Neonatal lupus erythematosus (NLE) is associated with maternal IgG autoantibodies to Ro/SSA and La/SSB.25 Affected children may have cutaneous lesions, cardiac disease (notably complete heart block and/or cardiomyopathy), hepatobiliary disease, or hematologic cytopenias. Most children have only one or two features of the disease. Similar to the anti-Ro/SSA-associated SCLE of adults, the skin lesions are often photosensitive, have relatively superficial inflammatory infiltrates, and do not tend to scar. The lesions usually appear at a few weeks of age but have been noted at birth in several cases. The natural history of the skin disease is that the lesions last for weeks or months and resolve spontaneously, usually leaving no residuum. In a few cases, persistent telangiectasias have been noted. Individual lesions appear as erythematous annular papules or plaques. Lesions are usually more numerous and more intensely inflamed on the face and scalp but may additionally occur on the trunk and extremities. Confluent periorbital erythema, giving the appearance of an erythematous mask, is common and diagnostically helpful. Even though the skin disease resolves and most children without extracutaneous involvement remain otherwise healthy, there is a possibility that children who have had NLE are at increased risk for the development of autoimmune disease later in childhood.26
Differential diagnosis of the skin lesions may include reactive erythema, drug eruption, erythema multiforme, and urticaria. Annular NLE lesions usually have little or no scale, unlike the annular lesions of tinea.
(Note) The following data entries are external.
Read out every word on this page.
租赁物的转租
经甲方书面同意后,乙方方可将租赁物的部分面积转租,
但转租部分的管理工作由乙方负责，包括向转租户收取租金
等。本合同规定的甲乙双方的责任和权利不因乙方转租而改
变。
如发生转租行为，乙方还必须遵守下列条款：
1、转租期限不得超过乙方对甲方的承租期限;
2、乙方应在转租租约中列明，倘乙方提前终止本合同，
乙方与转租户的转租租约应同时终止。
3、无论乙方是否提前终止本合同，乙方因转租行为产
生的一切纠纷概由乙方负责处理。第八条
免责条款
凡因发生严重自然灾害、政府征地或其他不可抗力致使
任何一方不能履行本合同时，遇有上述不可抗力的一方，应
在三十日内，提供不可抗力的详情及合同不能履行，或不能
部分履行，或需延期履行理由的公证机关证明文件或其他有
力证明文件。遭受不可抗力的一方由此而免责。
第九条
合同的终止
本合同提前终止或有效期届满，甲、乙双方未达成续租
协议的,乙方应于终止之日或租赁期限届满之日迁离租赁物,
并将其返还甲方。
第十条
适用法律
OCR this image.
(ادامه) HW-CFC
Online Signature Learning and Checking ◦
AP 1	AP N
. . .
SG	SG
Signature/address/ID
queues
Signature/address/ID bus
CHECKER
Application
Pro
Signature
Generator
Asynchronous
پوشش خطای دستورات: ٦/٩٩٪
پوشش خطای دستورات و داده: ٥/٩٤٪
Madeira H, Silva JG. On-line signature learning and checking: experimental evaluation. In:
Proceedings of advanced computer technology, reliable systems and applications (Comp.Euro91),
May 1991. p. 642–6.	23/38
In areas where there is intense destruction of the basal cell layer, lesions may be crusted and look similar to bullous impetigo. Treatment of skin lesions consists largely of sun protection and mild topical steroids.
The pathogenesis of lupus is covered elsewhere, but it is noteworthy that SCLE-like, anti-Ro/SSA-associated skin lesions may occur in neonates, but other lupus-specific skin lesions do not appear to be maternally transmissible.